A cosa pensano i nostri governanti quando parlano di “partecipazione”? E’ evidente che per loro questa è solo una parola vuota; la usano per riempirsi la bocca, per farsi belli in pubblico, ma l’unico ruolo che immaginano per i cittadini è quello di sudditi. Basti pensare a come funzionano nella nostra città i CTP (Consigli Territoriali di Partecipazione, cioè le ex-circoscrizioni): non hanno rappresentanti eletti, ma solo nominati dal Comune; non amministrano un budget specifico per affrontare i problemi dei quartieri o delle aree di riferimento; non hanno potere decisionale ma solo consultivo (cioè solo chiacchiere). In sostanza servono a trasmettere sul territorio le decisioni già prese dal Comune, e aggirare eventuali obiezioni della cittadinanza. Bell’esempio di partecipazione… E’ così che negli anni sono state imposte varianti urbanistiche, colate di cemento, devastazioni dei territori e speculazioni di vario tipo, soprattutto nelle aree periferiche della città.

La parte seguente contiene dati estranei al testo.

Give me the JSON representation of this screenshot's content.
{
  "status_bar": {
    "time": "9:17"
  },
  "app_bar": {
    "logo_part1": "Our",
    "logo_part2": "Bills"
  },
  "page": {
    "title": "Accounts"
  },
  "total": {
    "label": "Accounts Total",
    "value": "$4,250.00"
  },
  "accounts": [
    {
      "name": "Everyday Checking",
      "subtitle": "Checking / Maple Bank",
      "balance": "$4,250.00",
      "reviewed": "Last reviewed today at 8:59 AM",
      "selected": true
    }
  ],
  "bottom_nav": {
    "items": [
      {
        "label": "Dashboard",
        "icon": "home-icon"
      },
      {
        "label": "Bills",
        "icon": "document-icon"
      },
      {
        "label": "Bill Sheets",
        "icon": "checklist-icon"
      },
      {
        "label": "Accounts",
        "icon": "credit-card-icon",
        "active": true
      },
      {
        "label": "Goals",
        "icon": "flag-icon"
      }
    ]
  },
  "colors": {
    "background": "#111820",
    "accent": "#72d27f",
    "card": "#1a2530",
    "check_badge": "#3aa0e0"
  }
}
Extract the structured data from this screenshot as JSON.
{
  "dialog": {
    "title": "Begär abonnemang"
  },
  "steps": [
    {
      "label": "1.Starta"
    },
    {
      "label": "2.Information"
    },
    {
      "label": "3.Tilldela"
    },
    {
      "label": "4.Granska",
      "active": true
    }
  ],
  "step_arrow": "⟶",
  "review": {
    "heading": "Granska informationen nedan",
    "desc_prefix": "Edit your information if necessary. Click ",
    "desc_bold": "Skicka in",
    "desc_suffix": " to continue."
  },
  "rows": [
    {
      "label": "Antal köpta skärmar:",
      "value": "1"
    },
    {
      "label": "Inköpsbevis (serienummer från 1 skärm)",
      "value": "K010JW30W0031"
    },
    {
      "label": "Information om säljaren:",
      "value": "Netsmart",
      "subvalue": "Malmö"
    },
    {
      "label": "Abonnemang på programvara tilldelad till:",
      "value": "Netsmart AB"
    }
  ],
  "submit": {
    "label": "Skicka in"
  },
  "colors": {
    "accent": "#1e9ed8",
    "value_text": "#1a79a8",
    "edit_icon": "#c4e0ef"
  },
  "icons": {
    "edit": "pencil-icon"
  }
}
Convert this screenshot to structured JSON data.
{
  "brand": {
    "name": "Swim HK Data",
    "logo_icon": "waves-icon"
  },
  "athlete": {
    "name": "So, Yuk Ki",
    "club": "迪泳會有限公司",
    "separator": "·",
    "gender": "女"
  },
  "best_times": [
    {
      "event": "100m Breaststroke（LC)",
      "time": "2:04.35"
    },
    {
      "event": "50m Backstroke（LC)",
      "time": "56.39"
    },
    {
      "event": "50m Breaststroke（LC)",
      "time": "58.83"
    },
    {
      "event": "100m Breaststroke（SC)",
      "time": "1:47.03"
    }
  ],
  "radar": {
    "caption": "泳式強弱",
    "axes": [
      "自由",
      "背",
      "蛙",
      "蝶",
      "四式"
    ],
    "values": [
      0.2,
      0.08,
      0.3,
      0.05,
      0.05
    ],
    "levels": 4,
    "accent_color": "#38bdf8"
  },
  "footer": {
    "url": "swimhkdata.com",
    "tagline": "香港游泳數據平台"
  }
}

Ma qualcosa sta cambiando; negli ultimi mesi abbiamo visto nascere comitati di quartiere ed associazioni che si organizzano, dal basso, per proporre il proprio modello di città. Una città basata sull’estensione dei diritti, invece che sulla rendita e la speculazione; dove la sicurezza si costruisce con quartieri più vivibili e servizi invece che con telecamere e posti di blocco. Abbiamo visto comitati di quartiere dare il via a cantieri per mostrare quali sono i veri problemi da risolvere nel proprio territorio; abbiamo le famiglie in emergenza abitativa che, guidate dal proprio “sindaco del popolo” con tanto di fascia tricolore, tagliavano il nastro delle case sfitte, reclamando il proprio diritto ad abitarle.
Queste azioni di protesta hanno sicuramente un intento provocatorio: rappresentano la necessità di colmare i vuoti lasciati da un’amministrazione di incapaci e collusi. Ma hanno anche un significato più profondo: la volontà da parte dei cittadini di non subire decisioni di altri, di prendere in mano il proprio futuro, di essere partecipi nelle decisioni riguardo ai propri bisogni. E’ questa l’unica vera forma di “partecipazione” e si costruisce nella lotta.